Effective interventions for potentially modifiable risk factors for late-onset dementia: a costs and cost-effectiveness modelling study

“[Abstract methods] we searched PubMed and Web of Science from inception to March 12, 2020, and included interventions that: successfully targeted any of nine prespecified potentially modifiable risk factors (hypertension, diabetes, hearing loss, obesity, physical inactivity, social isolation, depression, cigarette smoking, and less childhood education); had robust evidence that the intervention improved risk or risk behaviour; and are feasible to enact in an adult population. We established when in the life course each intervention would be delivered. We calculated dementia incidence reduction from annual incidence of dementia in people with each risk factor, and population attributable fraction for each risk, corrected for risk factor clustering, and how effectively the intervention controls the risk factor. [..] We estimated annual total expenditure on the fully operational intervention programme in England.

[Abstract findings] We found effective interventions for hypertension, smoking cessation, diabetes prevention, and hearing loss. Treatments for stopping smoking and provision of hearing aids reduced cost. Treatment of hypertension was cost-effective by reference to standard UK thresholds. The three interventions when fully implemented would save £1·863 billion annually in England, reduce dementia prevalence by 8·5%, and produce quality-adjusted life-year gains. The intervention for diabetes was unlikely to be cost-effective in terms of effect on dementia alone.

[Article results] We identified four potential interventions with robust evidence of effectiveness in reducing dementia incidence.

The first potential intervention is for mid-life hypertension. Several studies have shown that antihypertensives treat hypertension effectively, with some showing effects on dementia. A reduction in the risk of dementia is observed even if blood pressure remains above hypertensive thresholds. Calculations of cost used three antihypertensives together if necessary, as recommended by NICE, assuming this would achieve sufficient hypertensive control to eliminate excess dementia risk of mid-life hypertension.

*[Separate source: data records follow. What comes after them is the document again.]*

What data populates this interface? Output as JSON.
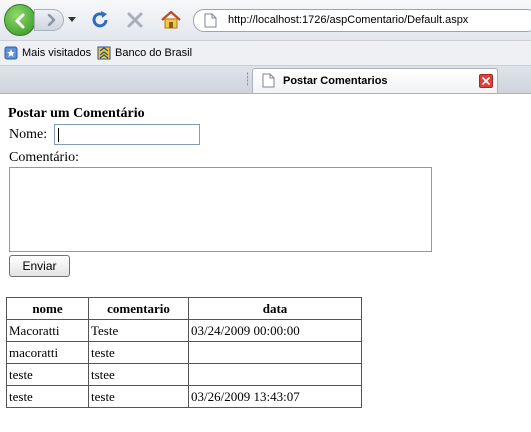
{
  "browser": {
    "url": "http://localhost:1726/aspComentario/Default.aspx",
    "bookmarks": [
      {
        "label": "Mais visitados",
        "icon": "bookmark-star-icon"
      },
      {
        "label": "Banco do Brasil",
        "icon": "banco-brasil-icon"
      }
    ],
    "tab": {
      "title": "Postar Comentarios"
    }
  },
  "page": {
    "heading": "Postar um Comentário",
    "name_label": "Nome:",
    "name_value": "",
    "comment_label": "Comentário:",
    "comment_value": "",
    "send_label": "Enviar"
  },
  "table": {
    "headers": [
      "nome",
      "comentario",
      "data"
    ],
    "rows": [
      [
        "Macoratti",
        "Teste",
        "03/24/2009 00:00:00"
      ],
      [
        "macoratti",
        "teste",
        ""
      ],
      [
        "teste",
        "tstee",
        ""
      ],
      [
        "teste",
        "teste",
        "03/26/2009 13:43:07"
      ]
    ]
  },
  "colors": {
    "back_button": "#3a9a26",
    "close_tab": "#d9413b",
    "input_border": "#7f9db9"
  }
}
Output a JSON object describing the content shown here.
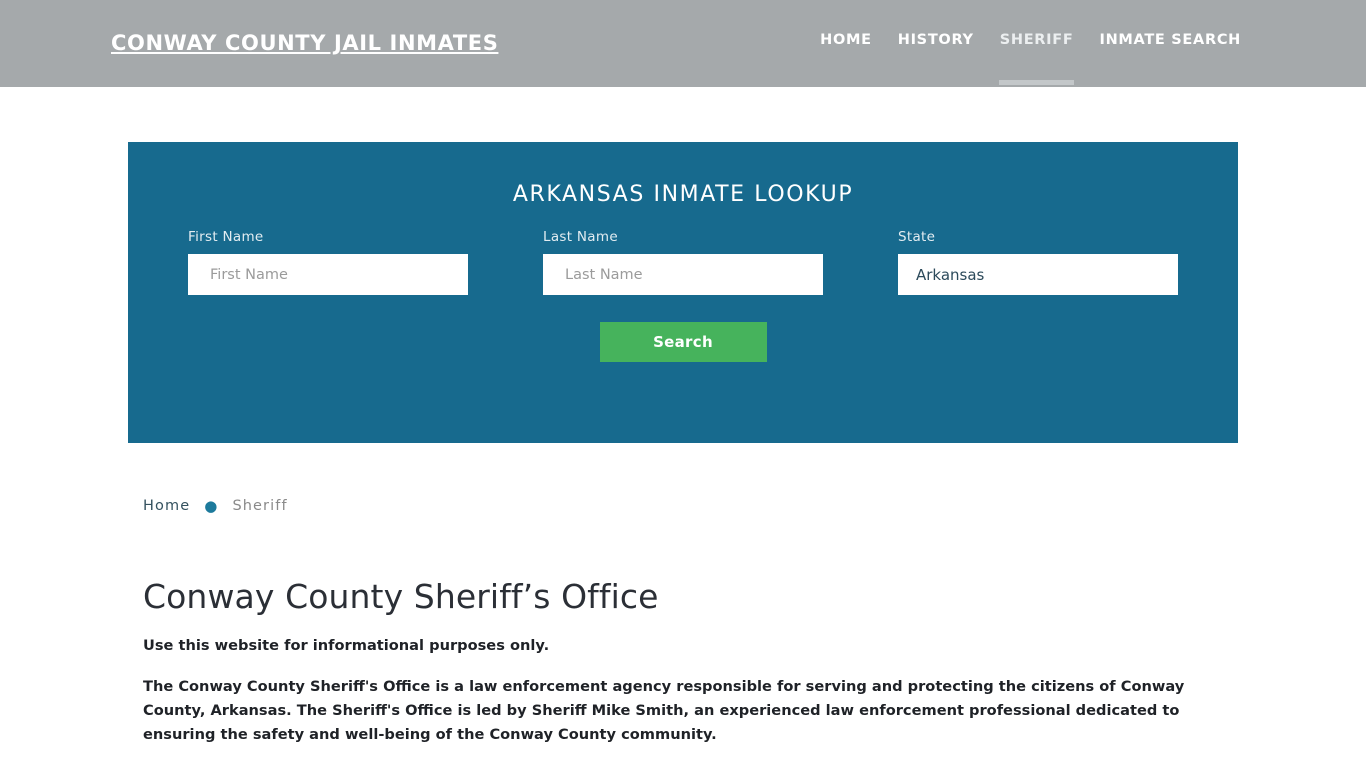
{
  "header": {
    "brand": "CONWAY COUNTY JAIL INMATES",
    "nav": [
      {
        "label": "HOME",
        "active": false
      },
      {
        "label": "HISTORY",
        "active": false
      },
      {
        "label": "SHERIFF",
        "active": true
      },
      {
        "label": "INMATE SEARCH",
        "active": false
      }
    ],
    "background_color": "#a5a9ab"
  },
  "lookup": {
    "title": "ARKANSAS INMATE LOOKUP",
    "panel_color": "#176a8e",
    "first_name": {
      "label": "First Name",
      "placeholder": "First Name",
      "value": ""
    },
    "last_name": {
      "label": "Last Name",
      "placeholder": "Last Name",
      "value": ""
    },
    "state": {
      "label": "State",
      "selected": "Arkansas",
      "options": [
        "Arkansas"
      ]
    },
    "search_button": {
      "label": "Search",
      "color": "#46b35c"
    }
  },
  "breadcrumb": {
    "home": "Home",
    "separator": "●",
    "current": "Sheriff",
    "accent_color": "#1d7a9c"
  },
  "page": {
    "title": "Conway County Sheriff’s Office",
    "paragraphs": [
      "Use this website for informational purposes only.",
      "The Conway County Sheriff's Office is a law enforcement agency responsible for serving and protecting the citizens of Conway County, Arkansas. The Sheriff's Office is led by Sheriff Mike Smith, an experienced law enforcement professional dedicated to ensuring the safety and well-being of the Conway County community."
    ]
  }
}
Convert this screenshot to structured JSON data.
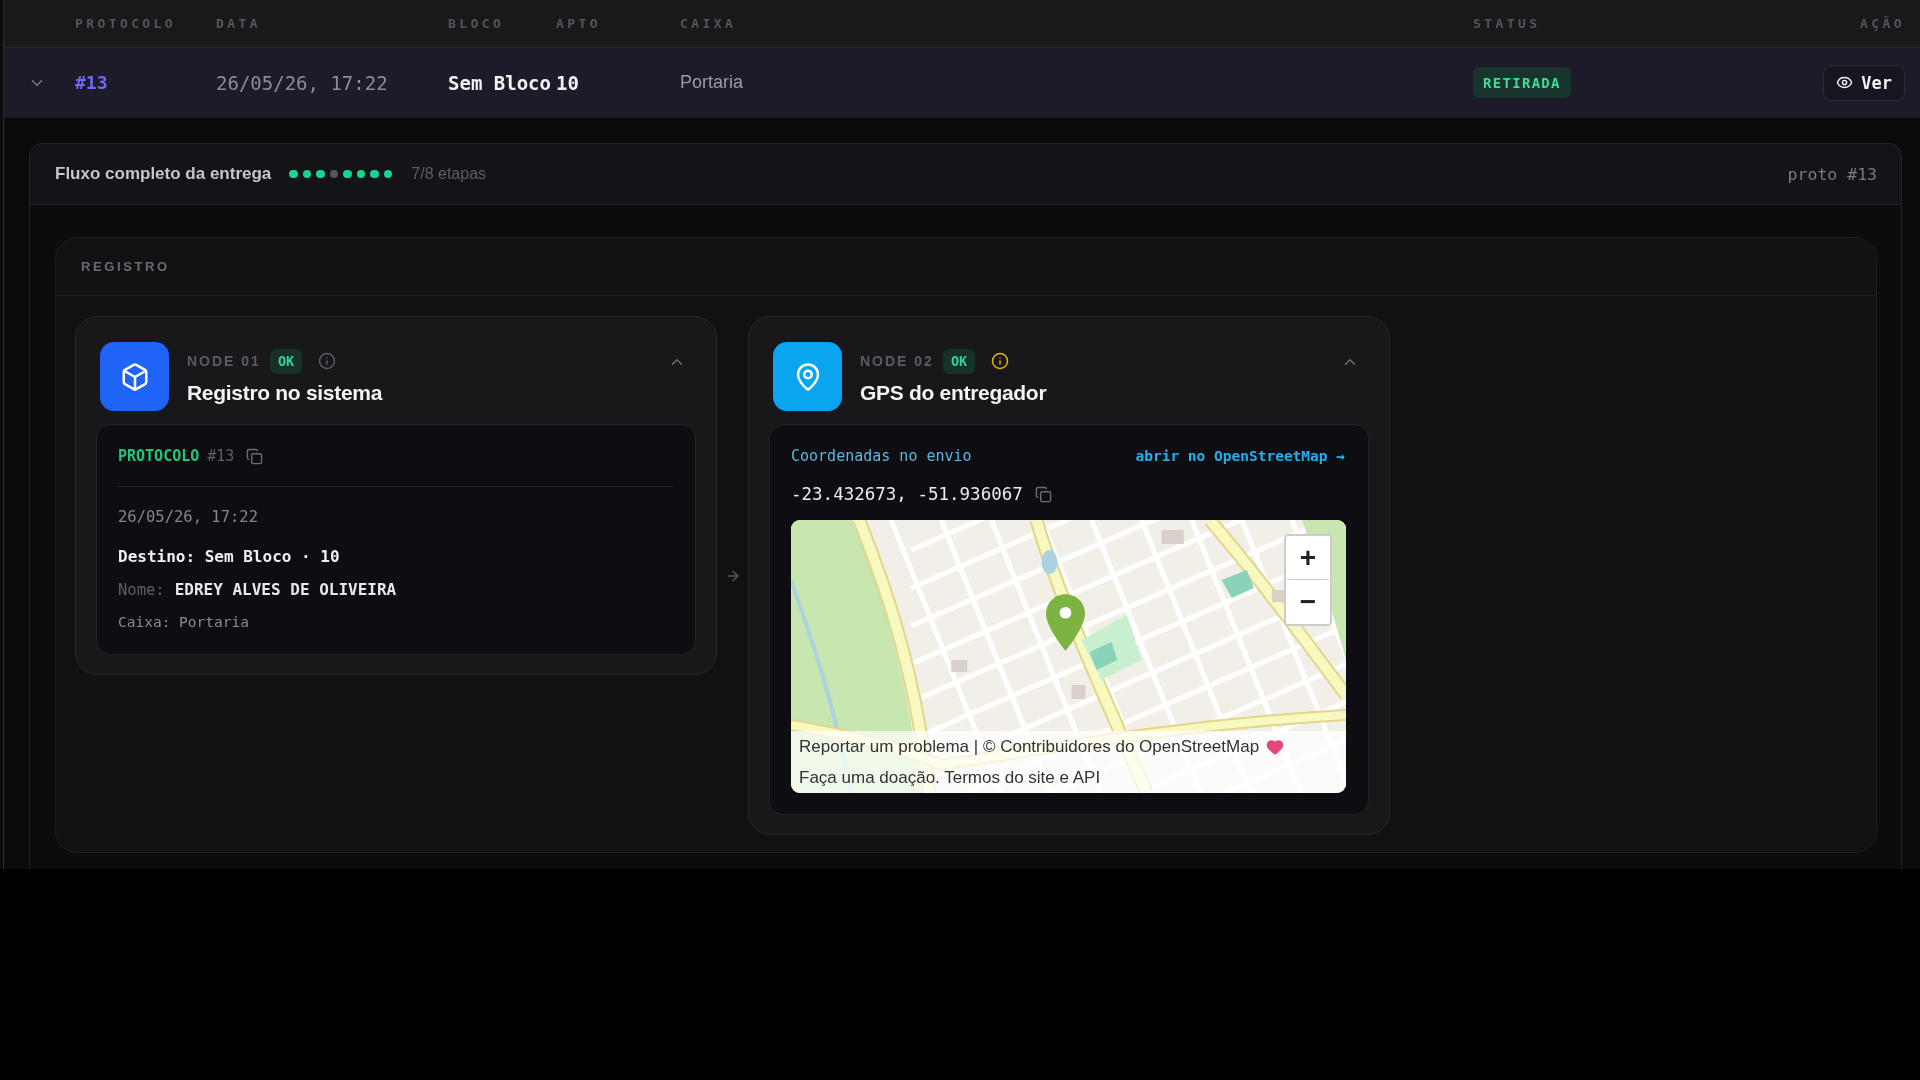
{
  "table": {
    "columns": [
      "PROTOCOLO",
      "DATA",
      "BLOCO",
      "APTO",
      "CAIXA",
      "STATUS",
      "AÇÃO"
    ],
    "rows": [
      {
        "expanded": true,
        "protocol": "#13",
        "date": "26/05/26, 17:22",
        "block": "Sem Bloco",
        "apartment": "10",
        "box": "Portaria",
        "status": "RETIRADA",
        "action": "Ver"
      }
    ]
  },
  "flow": {
    "title": "Fluxo completo da entrega",
    "steps": [
      {
        "done": true
      },
      {
        "done": true
      },
      {
        "done": true
      },
      {
        "done": false
      },
      {
        "done": true
      },
      {
        "done": true
      },
      {
        "done": true
      },
      {
        "done": true
      }
    ],
    "progress": "7/8 etapas",
    "reference": "proto #13",
    "section": {
      "title": "REGISTRO",
      "nodes": [
        {
          "kind": "registro",
          "label": "NODE 01",
          "status": "OK",
          "warning": false,
          "color": "#1f63f7",
          "title": "Registro no sistema",
          "expanded": true,
          "protocol_label": "PROTOCOLO",
          "protocol": "#13",
          "date": "26/05/26, 17:22",
          "destination": "Destino: Sem Bloco · 10",
          "name_label": "Nome:",
          "name": "EDREY ALVES DE OLIVEIRA",
          "box": "Caixa: Portaria"
        },
        {
          "kind": "gps",
          "label": "NODE 02",
          "status": "OK",
          "warning": true,
          "color": "#0aa5ef",
          "title": "GPS do entregador",
          "expanded": true,
          "coordinates_label": "Coordenadas no envio",
          "map_link": "abrir no OpenStreetMap →",
          "coordinates": "-23.432673, -51.936067",
          "map": {
            "zoom_in": "+",
            "zoom_out": "−",
            "attribution": [
              "Reportar um problema | © Contribuidores do OpenStreetMap",
              "Faça uma doação. Termos do site e API"
            ]
          }
        }
      ]
    }
  }
}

The second potential intervention is for smoking in later life. Smoking cessation reduces risk of dementia. We identified any form of nicotine replacement therapy as the most effective intervention because it is a feasible intervention and commonly used. A meta-analysis showed that the RR of abstinence from smoking for any form of nicotine replacement therapy relative to control was 1·60, with effects largely independent of therapy duration, additional support intensity, or setting. [..] There were ten trials with 2751 participants, of whom 323 quit, but 40% of these resumed smoking, leading to a permanent quit rate of 7%.

The third potential intervention is for later-life type 2 diabetes. We identified a lifestyle change intervention to prevent diabetes because to our knowledge there is no evidence that treating diabetes reduces the risk of developing dementia compared with untreated diabetes.

[..] The fourth potential intervention is for mid-life hearing loss. We chose provision of a hearing aid as the intervention since increasing evidence from longitudinal studies shows that initiating hearing aid use slows memory decline, and continued use reduces dementia risk to that of people without hearing impairment. People with hearing impairment who do not use hearing aids remain at an increased risk of dementia. We assume those with hearing aids avoid the excess risk associated with hearing loss.

[Article discussion] there was an absence of evidence for feasible interventions for the whole obese population that resulted in lowering BMI to below the obesity threshold. The third was depression; to our knowledge, no evidence suggests that treating depression reduces risk of developing dementia, and no identified interventions exist to prevent depression in the general population. The final two risk factors were low social contact and physical inactivity; evidence for both risk factors was insufficient for effective interventions to be modelled.”